Yorktown Town Board members awarded Competition Carting owner Brian Amico with its 2013 garbage contract on Oct. 23. Photo Credit: Brian Marschhauser

Updated  3:15 pm YORKTOWN, N.Y. – Long-time Yorktown garbage collector C.R.P. Sanitation has sued the Town of Yorktown and hopes to annul the 2013 garbage contract it believes was improperly awarded to Competition Carting on Oct. 23.

The lawsuit accuses the town of awarding “a publicly bid contract to the lowest bidder without making any determination whatsoever that the low bidder was the ‘lowest responsible bidder’ in accordance with New York General Municipal Law Section 103 and Town Law Section 122.” The lawsuit is attached below.

During the Town Board’s work session on Oct. 23, council members voted unanimously to award the bid to Competition Carting. The contract goes into place on Jan. 1 and will be $2.49 million annually for a period of two years. C.R.P. was the second lowest bidder for the contract at $2.98 million.

At the meeting, Supervisor Michael Grace said there were “legal issues” involved if the low bidder had been rejected. Council member Nick Bianco said he reluctantly voted for Competition Carting, and said being a “responsible” bidder was not part of the vote.

“The evidence could not be more clear,” the lawsuit reads. “The Town Board failed to consider whether its lowest bidder was also its lowest responsible bidder. It simply awarded the 2013 contract to the lowest bidder.”

"I don’t think it has much merit whatsoever," Grace said Tuesday, when asked about the lawsuit. "It’s basically the second lowest bidder is calling the lowest bidder irresponsible so they can get the bid. "

The lawsuit cites a report made by Kim Angliss-Gage, the superintendent of Yorktown’s Environmental Conservation Department.
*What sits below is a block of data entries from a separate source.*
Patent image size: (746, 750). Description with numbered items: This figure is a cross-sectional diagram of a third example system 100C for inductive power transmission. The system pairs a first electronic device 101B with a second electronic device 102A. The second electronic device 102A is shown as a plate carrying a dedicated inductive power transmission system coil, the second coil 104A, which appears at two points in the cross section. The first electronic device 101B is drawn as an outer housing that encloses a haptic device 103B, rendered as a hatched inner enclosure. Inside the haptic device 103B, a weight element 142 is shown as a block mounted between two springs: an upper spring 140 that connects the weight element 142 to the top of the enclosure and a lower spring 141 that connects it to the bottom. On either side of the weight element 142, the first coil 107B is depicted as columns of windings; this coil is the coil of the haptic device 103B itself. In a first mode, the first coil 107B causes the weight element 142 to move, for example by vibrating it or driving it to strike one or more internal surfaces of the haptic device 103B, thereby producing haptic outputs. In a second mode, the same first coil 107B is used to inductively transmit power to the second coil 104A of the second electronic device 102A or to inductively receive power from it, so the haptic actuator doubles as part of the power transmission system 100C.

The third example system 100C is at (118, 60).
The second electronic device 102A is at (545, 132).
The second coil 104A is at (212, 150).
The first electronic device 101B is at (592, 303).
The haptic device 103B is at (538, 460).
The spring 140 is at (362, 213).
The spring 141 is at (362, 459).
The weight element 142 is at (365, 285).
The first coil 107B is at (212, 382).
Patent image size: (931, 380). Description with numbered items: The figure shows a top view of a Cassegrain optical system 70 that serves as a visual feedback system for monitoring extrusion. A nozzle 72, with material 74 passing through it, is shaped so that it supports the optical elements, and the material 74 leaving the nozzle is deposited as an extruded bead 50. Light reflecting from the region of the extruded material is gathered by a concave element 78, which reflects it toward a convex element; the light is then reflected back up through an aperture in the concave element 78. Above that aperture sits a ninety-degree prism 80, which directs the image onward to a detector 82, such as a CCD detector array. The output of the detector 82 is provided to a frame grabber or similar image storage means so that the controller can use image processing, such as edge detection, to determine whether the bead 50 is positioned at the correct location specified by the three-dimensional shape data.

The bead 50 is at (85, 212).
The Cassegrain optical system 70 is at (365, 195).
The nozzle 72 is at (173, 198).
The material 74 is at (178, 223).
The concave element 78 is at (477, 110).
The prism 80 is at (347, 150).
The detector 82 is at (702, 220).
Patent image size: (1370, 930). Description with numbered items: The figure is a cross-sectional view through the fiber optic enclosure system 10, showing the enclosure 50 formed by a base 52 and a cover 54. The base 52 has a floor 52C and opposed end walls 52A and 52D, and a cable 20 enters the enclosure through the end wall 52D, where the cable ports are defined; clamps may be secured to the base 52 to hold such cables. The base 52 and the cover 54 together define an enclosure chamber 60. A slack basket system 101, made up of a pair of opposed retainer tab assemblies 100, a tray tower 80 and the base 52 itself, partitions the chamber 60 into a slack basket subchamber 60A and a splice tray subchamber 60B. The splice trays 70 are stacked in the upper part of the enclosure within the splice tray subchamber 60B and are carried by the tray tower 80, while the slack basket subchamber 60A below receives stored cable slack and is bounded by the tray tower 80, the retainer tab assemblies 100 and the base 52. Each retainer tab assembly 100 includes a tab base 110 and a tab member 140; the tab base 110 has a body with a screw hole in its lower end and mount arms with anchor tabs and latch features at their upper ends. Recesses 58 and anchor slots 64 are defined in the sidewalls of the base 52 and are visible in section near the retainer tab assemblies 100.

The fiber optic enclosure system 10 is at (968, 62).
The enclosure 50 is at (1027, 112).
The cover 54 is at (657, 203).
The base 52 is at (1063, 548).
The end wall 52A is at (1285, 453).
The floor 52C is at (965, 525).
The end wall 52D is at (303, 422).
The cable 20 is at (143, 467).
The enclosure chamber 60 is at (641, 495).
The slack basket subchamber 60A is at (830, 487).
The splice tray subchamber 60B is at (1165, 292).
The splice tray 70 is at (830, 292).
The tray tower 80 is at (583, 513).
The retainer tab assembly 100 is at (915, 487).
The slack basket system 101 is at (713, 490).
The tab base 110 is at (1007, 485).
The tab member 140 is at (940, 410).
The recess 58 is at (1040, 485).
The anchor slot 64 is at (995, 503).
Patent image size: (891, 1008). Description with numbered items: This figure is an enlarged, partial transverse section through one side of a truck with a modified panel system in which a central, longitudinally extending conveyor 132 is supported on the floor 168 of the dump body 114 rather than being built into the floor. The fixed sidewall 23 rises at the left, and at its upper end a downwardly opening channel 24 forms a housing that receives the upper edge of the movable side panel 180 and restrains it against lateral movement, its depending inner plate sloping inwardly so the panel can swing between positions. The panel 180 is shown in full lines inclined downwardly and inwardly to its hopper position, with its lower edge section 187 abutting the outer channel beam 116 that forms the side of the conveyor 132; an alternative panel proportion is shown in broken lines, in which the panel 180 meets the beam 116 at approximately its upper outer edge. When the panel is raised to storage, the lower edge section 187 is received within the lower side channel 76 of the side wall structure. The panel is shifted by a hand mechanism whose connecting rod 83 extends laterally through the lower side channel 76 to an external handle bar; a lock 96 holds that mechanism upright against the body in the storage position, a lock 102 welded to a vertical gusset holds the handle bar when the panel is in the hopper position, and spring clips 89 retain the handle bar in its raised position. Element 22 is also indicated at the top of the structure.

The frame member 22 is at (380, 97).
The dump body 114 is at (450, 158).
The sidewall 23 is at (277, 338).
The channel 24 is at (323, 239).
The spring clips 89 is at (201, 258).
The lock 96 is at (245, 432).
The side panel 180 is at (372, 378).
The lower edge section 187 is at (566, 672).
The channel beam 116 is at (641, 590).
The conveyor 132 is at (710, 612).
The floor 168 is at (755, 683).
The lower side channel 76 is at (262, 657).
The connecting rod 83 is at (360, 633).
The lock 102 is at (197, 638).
Angliss-Gage interviewed Competition Carting owner Brian Amico on Oct. 22 and expressed concerns over his ability to perform the 2013 contract because of the short time period he has to map routes, hire employees, and purchase equipment.

Amico acknowledged the short time-frame but said he will have everything in place by Jan. 1. Amico also said he will be able to do the job at lower cost because he has less overhead than C.R.P., which has more than 570 employees.

A C.R.P. employee told The Daily Voice that his company uses 10 trucks and 19 employees to pick up trash from nearly 10,000 residential areas in Yorktown. Amico will do the job with eight trucks and 12 employees.

C.R.P. had been Yorktown’s residential garbage collector for seven years. The town's initial six-year contract with the company expired Dec. 31, 2011, and it was brought back on a one-year contract in 2012.